Investigators Pick Their Way Through Fire Scene

COEUR D’ALENE — A fence has gone up around the site of a devastating three-alarm fire that gutted a Coeur d’Alene building and investigators are working to figure out what caused one of the worst fires in the Lake City in recent memory.

As flames spilled out of the building on Sherman Avenue Sunday night Russell Pickup watched nearby.

“It was surreal, I was just in shock … most of the night,” Russell said. “It didn’t make sense.”

The flames and smoke brewed for four hours inside his business, Gamer’s Haven, and destroyed the apartments above and a tavern next door.

Pickup bought the game store just six months ago.

“It was my life … it’s all I had … now it’s gone,” he said,

Now the section of the building where his business was reduced to ashes is the center of an investigation. With water dripping from above, the state fire marshal and Coeur d’Alene police arson investigators weave through the charred debris.

“What we do is a systematic investigation,” Coeur d’Alene Deputy Fire Chief Glenn Lauper said. “Work from the least amount of damage to greatest amount of damage and our greatest amount of damage happens to be the area where the second floor collapsed.”

Deputy Chief Lauper added the building is unstable, making it difficult to begin searching for a cause. Lauper says they’re not ruling out arson, but haven’t included it either. What lies beneath the debris will be the key to determining whether or not the fire was intentionally set.

“This is a big building and we have a lot of damage and we just have to approach it one piece at a time,” Lauper said.

As for business owner Russell Pickup, he’s only searching for one answer in the ashes of his business.

“The only answers I need is whether or not my insurance is going to help me put my life back together,” Russell Pickup said.

The other business destroyed in the fire is the 1210 Tavern, which is considered a total loss. Bar owner Jerry Quass said he had wanted to own a bar for as long as he can remember.
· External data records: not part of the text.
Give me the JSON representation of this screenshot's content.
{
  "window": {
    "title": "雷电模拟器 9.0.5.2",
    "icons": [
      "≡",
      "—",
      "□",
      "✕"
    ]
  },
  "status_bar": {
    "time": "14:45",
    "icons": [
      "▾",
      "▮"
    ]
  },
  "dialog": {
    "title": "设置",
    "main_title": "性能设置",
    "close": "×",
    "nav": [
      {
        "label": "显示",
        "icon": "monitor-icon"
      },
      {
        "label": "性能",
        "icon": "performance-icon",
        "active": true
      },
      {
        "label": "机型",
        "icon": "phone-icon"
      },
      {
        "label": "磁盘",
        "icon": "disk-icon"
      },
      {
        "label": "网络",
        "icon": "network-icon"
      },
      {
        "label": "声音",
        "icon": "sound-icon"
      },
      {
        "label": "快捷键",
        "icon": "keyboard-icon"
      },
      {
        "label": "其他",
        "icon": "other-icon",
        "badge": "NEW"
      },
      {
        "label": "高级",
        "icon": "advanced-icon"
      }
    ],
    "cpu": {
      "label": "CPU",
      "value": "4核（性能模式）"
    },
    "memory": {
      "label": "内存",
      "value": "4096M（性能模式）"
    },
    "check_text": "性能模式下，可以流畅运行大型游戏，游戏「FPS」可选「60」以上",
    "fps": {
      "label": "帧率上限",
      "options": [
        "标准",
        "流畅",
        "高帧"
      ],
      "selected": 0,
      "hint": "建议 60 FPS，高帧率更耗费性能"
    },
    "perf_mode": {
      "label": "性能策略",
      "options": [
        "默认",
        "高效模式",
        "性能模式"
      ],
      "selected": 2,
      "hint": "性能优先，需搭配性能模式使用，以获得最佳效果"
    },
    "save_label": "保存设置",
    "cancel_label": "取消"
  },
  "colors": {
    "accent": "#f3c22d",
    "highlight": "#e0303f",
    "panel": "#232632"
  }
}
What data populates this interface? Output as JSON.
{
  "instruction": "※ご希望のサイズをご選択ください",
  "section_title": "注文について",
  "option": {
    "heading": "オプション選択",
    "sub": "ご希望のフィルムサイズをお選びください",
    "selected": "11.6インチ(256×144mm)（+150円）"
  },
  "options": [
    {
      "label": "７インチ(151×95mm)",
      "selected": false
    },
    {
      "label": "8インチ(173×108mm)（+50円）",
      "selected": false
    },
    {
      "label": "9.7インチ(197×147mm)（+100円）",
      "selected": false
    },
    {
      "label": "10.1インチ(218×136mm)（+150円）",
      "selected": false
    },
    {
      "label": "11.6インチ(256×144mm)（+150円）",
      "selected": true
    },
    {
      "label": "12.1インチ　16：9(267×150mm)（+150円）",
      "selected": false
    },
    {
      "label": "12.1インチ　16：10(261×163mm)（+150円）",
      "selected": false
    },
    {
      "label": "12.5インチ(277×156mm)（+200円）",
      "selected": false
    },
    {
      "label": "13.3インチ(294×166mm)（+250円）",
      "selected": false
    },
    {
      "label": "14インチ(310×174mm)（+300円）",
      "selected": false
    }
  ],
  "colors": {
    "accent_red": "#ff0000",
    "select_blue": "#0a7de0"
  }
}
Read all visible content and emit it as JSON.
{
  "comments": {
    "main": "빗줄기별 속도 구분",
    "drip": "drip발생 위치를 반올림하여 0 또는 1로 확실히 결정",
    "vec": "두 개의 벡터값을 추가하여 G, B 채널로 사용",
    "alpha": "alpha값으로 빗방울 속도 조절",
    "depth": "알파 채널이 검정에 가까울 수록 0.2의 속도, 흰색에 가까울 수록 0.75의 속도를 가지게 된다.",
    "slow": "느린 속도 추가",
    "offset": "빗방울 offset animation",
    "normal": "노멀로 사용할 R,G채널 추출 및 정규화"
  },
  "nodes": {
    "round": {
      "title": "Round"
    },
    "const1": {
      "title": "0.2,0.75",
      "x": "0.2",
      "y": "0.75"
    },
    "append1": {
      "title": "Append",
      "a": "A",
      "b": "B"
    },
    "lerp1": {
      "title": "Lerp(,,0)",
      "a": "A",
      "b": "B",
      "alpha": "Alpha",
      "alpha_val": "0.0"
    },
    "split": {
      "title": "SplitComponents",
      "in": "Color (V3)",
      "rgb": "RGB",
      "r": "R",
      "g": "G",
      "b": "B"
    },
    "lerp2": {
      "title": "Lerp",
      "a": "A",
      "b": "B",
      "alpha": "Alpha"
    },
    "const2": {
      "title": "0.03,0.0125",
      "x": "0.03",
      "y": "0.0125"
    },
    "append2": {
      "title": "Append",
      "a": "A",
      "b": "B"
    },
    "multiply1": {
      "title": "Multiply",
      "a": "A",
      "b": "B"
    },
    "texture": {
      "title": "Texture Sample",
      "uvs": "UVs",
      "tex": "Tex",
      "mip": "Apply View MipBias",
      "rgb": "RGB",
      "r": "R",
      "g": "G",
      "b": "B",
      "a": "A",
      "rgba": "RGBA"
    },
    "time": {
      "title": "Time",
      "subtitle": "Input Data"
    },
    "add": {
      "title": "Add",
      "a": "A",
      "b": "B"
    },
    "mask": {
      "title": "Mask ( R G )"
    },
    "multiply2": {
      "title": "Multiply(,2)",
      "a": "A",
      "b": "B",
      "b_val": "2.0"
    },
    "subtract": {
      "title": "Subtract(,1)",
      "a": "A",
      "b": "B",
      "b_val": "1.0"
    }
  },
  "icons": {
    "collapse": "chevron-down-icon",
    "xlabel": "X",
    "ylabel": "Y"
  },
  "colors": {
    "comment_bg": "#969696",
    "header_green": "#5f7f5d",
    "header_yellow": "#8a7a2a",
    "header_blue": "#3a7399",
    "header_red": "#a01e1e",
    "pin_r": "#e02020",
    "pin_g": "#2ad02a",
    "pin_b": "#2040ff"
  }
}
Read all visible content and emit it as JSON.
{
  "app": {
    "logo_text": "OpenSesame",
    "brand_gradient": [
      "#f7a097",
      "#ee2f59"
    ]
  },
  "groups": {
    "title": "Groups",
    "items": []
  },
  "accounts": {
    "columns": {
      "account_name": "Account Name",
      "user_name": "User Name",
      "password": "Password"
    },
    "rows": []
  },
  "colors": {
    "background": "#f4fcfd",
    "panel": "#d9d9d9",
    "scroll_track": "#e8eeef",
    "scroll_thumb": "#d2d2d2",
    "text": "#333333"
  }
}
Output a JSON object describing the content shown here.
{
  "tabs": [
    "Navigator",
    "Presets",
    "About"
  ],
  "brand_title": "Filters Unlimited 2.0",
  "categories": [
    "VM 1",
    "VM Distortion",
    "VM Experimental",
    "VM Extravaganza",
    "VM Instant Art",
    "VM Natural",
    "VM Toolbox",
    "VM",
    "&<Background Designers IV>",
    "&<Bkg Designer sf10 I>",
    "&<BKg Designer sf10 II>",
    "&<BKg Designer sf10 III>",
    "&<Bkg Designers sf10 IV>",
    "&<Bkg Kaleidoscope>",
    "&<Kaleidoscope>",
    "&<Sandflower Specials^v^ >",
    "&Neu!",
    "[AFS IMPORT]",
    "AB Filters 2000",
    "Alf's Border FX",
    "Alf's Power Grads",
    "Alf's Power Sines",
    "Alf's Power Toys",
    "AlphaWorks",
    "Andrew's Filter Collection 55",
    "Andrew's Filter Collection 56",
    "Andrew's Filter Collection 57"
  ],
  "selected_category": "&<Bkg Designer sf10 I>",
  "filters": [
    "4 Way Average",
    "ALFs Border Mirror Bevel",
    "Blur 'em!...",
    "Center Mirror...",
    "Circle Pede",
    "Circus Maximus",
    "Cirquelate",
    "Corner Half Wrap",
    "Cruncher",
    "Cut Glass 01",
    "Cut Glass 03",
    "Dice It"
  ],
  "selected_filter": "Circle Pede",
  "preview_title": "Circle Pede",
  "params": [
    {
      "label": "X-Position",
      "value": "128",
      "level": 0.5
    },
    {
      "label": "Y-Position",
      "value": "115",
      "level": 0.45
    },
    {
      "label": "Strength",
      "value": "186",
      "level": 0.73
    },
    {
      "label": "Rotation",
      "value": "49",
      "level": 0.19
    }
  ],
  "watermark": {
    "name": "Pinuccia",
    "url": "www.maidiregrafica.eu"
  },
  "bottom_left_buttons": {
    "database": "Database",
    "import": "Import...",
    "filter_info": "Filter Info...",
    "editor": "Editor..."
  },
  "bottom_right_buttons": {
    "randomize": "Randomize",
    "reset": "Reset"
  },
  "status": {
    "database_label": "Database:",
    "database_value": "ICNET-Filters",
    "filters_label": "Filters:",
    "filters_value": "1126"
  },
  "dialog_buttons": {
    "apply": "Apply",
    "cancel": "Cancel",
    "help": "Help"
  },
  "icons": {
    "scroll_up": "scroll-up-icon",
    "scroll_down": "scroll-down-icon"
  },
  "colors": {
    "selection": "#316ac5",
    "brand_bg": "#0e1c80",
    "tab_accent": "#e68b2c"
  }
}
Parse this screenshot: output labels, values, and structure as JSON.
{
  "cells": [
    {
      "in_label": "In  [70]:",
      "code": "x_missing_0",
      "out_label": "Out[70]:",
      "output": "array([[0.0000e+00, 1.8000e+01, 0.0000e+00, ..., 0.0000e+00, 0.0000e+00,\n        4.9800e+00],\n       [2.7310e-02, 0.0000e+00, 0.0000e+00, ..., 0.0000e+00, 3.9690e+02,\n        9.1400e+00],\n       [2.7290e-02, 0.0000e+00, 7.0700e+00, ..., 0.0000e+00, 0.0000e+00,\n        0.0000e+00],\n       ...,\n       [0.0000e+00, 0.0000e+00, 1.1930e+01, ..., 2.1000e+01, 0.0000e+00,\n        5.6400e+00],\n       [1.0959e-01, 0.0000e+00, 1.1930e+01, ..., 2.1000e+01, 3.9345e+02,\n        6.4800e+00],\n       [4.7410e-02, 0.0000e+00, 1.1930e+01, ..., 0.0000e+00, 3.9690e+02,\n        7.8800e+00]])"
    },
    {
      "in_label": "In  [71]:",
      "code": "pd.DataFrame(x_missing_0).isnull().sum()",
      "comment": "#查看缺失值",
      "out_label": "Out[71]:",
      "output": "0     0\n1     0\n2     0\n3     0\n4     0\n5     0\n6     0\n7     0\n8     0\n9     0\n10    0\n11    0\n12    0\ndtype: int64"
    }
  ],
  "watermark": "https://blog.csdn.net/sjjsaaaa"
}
“It’s unbelievable, I didn’t think it was that bad, its gone, not a darn thing you can do with it,” he said.

Jerry Quass bought the tavern just two years ago. He went to bed Sunday night thinking the inside only had smoke damage. By Monday morning it was apparent he had lost everything.

“It’s hard to see, everything is gone … my antique Coors pictures are gone,” he said.

His pool table has extensive water damage, the floors are covered with ash and everything else has been reduced to rubble.

“I’m going to miss it. I really am,” he said.

He was able to salvage an antique table, a few pool sticks, and a tin full of money from the burnt cash register. An old friend and former tavern owner came to help look for anything else they could save.

“It’s just devastating to see what the fire did to it,” former owner Bill Miller said.

Bill Miller says people have come to the bar for years to see old friends, and make new ones.

“I made a lot of friends down there, they are still my friends today,” Miller said.

But Jerry Quass says now the party will have to move.

“I want my bar back but that’s impossible,” Jerry said, adding that in time he hopes to rebuild the bar, either in the same location or some other place.